Marc Séguin est un artiste de renommée mondiale : ses œuvres sont exposées à New York notamment, mais font également partie de collections privées et des collections du Musée des beaux-arts de Montréal et du Musée national des beaux-arts du Québec. Des œuvres au caractère fort, aux couleurs souvent contrastantes, au look déstabilisant, brut.

Au-delà de sa pratique en arts visuels, Marc Séguin a également réalisé un film, Stealing Alice, qui fait écho à son roman Nord Alice, et un documentaire qui met en lumière des questions essentielles pour le futur de l’alimentation, La ferme et son État. Également auteur d’exception, Séguin a trouvé comment cerner les émotions, les tensions, la brutalité en ses protagonistes. Il nous en livre ci-dessous un peu plus sur lui et sur son œuvre protéiforme.

Vous avez accepté d’illustrer les Contes de Jacques Ferron, réédités à l’occasion du soixantième anniversaire de son éditeur, Hurtubise. Qu’est-ce que cet auteur évoque en vous? Quel lien avez-vous pu tisser entre les textes de Ferron et les œuvres qu’ils vous ont inspirées?
Les Contes de Ferron font partie de notre histoire. Ils nomment les territoires que nous sommes, tant géographiques qu’humains. L’écriture de M. Ferron est un travail d’orfèvre : il raconte des histoires de beautés et de travers avec une précision de sentiments unique, et c’est toujours aussi juste après soixante ans. Très peu d’œuvres littéraires savent survivre au temps. Je n’aurais pas pu « illustrer » les Contes; j’ai plutôt choisi l’évocation et d’offrir, par des dessins, une « autre » lecture.

On dit souvent de vos œuvres qu’elles explorent le caractère trouble de la nature humaine. On pourrait en dire tout autant de vos romans, d’ailleurs. Qu’est-ce qui vous attire comme artiste dans ce que la nature humaine a de bestial, d’ambigu?
Ce n’est pas tant une attirance qu’une observation.
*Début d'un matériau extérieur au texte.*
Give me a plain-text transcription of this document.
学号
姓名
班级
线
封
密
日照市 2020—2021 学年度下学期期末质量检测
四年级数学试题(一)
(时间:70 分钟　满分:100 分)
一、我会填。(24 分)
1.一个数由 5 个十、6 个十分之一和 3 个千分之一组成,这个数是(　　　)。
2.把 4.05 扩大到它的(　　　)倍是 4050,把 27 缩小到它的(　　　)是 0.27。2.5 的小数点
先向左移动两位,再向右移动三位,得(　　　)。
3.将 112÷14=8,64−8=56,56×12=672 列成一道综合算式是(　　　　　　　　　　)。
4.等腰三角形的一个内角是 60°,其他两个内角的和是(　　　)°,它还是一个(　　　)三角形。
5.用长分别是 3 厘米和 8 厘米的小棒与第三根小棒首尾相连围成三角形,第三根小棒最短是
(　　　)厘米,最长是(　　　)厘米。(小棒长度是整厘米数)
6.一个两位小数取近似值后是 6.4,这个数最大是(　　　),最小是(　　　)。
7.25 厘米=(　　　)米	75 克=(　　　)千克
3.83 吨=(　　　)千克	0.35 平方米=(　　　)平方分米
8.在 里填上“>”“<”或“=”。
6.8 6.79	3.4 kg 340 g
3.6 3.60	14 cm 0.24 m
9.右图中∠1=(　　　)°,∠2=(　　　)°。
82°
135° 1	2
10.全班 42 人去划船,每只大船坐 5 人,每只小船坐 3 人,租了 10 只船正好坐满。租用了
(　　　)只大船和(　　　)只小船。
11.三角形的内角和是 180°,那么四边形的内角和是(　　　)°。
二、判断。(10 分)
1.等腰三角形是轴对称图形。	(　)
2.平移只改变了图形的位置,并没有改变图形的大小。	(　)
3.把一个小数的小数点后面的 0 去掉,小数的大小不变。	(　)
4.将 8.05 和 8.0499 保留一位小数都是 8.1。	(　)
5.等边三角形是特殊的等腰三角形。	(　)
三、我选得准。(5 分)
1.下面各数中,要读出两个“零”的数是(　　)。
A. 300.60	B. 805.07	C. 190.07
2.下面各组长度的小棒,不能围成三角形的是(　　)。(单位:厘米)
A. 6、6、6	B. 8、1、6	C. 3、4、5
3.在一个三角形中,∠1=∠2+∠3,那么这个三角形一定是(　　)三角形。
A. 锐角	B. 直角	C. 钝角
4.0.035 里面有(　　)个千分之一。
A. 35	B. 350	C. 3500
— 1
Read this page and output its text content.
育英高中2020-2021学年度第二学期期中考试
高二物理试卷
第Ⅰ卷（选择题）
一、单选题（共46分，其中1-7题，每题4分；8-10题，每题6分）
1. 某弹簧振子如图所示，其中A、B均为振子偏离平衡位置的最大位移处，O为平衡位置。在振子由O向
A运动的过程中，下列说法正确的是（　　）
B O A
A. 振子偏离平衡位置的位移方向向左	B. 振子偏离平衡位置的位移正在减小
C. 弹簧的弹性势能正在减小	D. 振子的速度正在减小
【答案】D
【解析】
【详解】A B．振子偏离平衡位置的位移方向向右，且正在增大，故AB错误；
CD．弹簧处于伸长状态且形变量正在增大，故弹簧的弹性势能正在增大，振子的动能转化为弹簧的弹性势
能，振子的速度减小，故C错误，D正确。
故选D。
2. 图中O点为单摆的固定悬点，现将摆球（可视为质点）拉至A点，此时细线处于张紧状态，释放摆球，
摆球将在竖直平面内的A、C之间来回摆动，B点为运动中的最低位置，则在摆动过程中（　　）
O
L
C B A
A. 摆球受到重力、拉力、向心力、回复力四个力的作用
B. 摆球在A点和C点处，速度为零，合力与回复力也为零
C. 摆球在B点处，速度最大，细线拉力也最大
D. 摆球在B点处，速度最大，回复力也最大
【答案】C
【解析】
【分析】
La naïveté et la bonté dont nous nous croyons constitués nous aveuglent parfois au point de nous croire, et c’est dangereux de baisser ainsi la garde. Toutes les formes de survivance (humaine, animale, végétale…) sont aussi faites de violences. Et c’est la nature des artistes de dire et de nommer l’inquiétante réalité de notre survie. Beautés et horreurs.

Parlez-nous de l’œuvre en couverture de la revue Les libraires. Dans quel état d’esprit l’avez-vous créée et que représente-t-elle pour vous?
C’est un personnage féminin qui s’élève au-dessus d’un paysage dévasté. Faites votre poésie avec ça!

Vous avez signé les couvertures de certains livres que vous avez écrits — Nord Alice, La foi du braconnier, Au milieu du monde, Hollywood. Quel plaisir trouvez-vous à illustrer « l’emballage » de vos propres mots?
Aucun plaisir (je souris ici); ça coûte moins cher de droits à ma maison d’édition (je souris encore ici). Dans la réalité, si j’ai porté les mots, une image apparentée devrait pouvoir surgir. Mais encore ici, c’est l’évocation qui est souhaitée.

Dans Jenny Sauro, votre plus récent roman, vous vous êtes pour la première fois glissé au plus près d’une protagoniste femme, sans toutefois utiliser le « je ». Pourquoi ce choix de narration?
L’histoire est racontée par une voix invisible. Pour installer une distance, pour que le lecteur puisse recevoir une histoire qui ne serait pas teintée d’un risque égocentrique. Loin du « je » narcissique. Avec la conscience d’avoir trop lu de livres au « je » ces dernières décennies. Écrire au « je » ne recèle pas davantage de vérité. Ce sont les sentiments et l’intelligence qui « écrivent » une réalité.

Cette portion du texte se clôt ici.